The charge of terrorism is trumped up, they continued. If Adeeb is to be found guilty, the court must consider the fact the weapon was never used to cause harm and that the new penal code sets a maximum jail term of one year for the charge of carrying a firearm, they said.


Adeeb is accused of aiding the embezzlement of US$5million paid to the state tourism promotion firm, the Maldives Marketing and Public Relations Corporation, in May 2014.

The amount was paid by Kuredu Holdings as the acquisition cost for the island of Maabinhuraa in Lhaviyani Atoll.

Adeeb is charged under the 1968 penal code.

Abdulla Ziyath, the then-managing director of MMPRC, and Hamid Ismail, an influential businessman, are also on trial in the same case.
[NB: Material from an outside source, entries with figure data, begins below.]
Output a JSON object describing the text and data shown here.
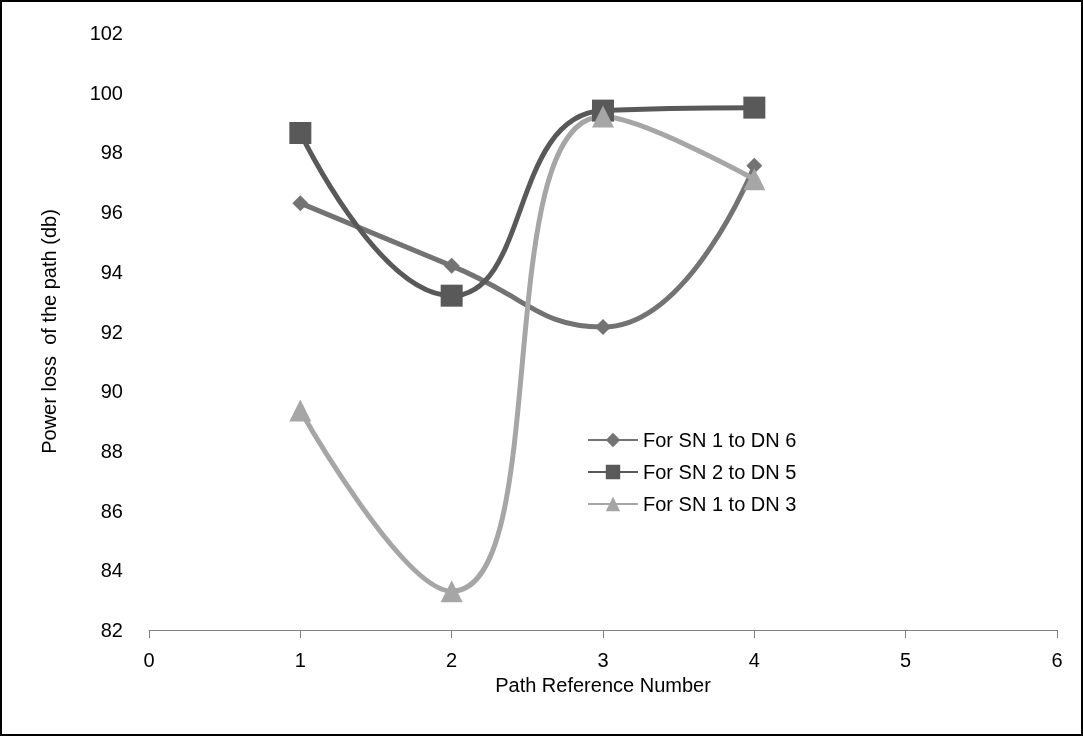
{
  "chart_data": {
    "type": "line",
    "xlabel": "Path Reference Number",
    "ylabel": "Power loss  of the path (db)",
    "x": [
      1,
      2,
      3,
      4
    ],
    "xlim": [
      0,
      6
    ],
    "xticks": [
      0,
      1,
      2,
      3,
      4,
      5,
      6
    ],
    "ylim": [
      82,
      102
    ],
    "yticks": [
      82,
      84,
      86,
      88,
      90,
      92,
      94,
      96,
      98,
      100,
      102
    ],
    "grid": false,
    "legend": "right",
    "series": [
      {
        "name": "For SN 1 to DN 6",
        "color": "#737373",
        "marker": "diamond",
        "values": [
          96.3,
          94.2,
          92.15,
          97.55
        ]
      },
      {
        "name": "For SN 2 to DN 5",
        "color": "#595959",
        "marker": "square",
        "values": [
          98.65,
          93.2,
          99.4,
          99.5
        ]
      },
      {
        "name": "For SN 1 to DN 3",
        "color": "#a6a6a6",
        "marker": "triangle",
        "values": [
          89.35,
          83.3,
          99.2,
          97.1
        ]
      }
    ]
  }
}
Ziyath is charged with embezzlement and Hamid is charged with money laundering.

The money was embezzled through Hamid’s Millenium Capital Management and a second company owned by Adeeb’s family, Montillion Pvt Ltd, prosecutors have said.

Key testimony includes that by two employees of MCM who said Adeeb had informed them of the US$5million deposit and said they had returned US$4million to Adeeb in four cheques of US$1million.

The pair had claimed Hamid was unaware of the transactions.

The defence had questioned the reliability of the two witnesses, noting Amjad Ismail was Hamid’s brother and Ahmed Nizam was the general manager of MCM.

Adeeb’s lawyers also claimed prosecutors had failed to submit sufficient evidence linking Adeeb with the MMPRC transactions.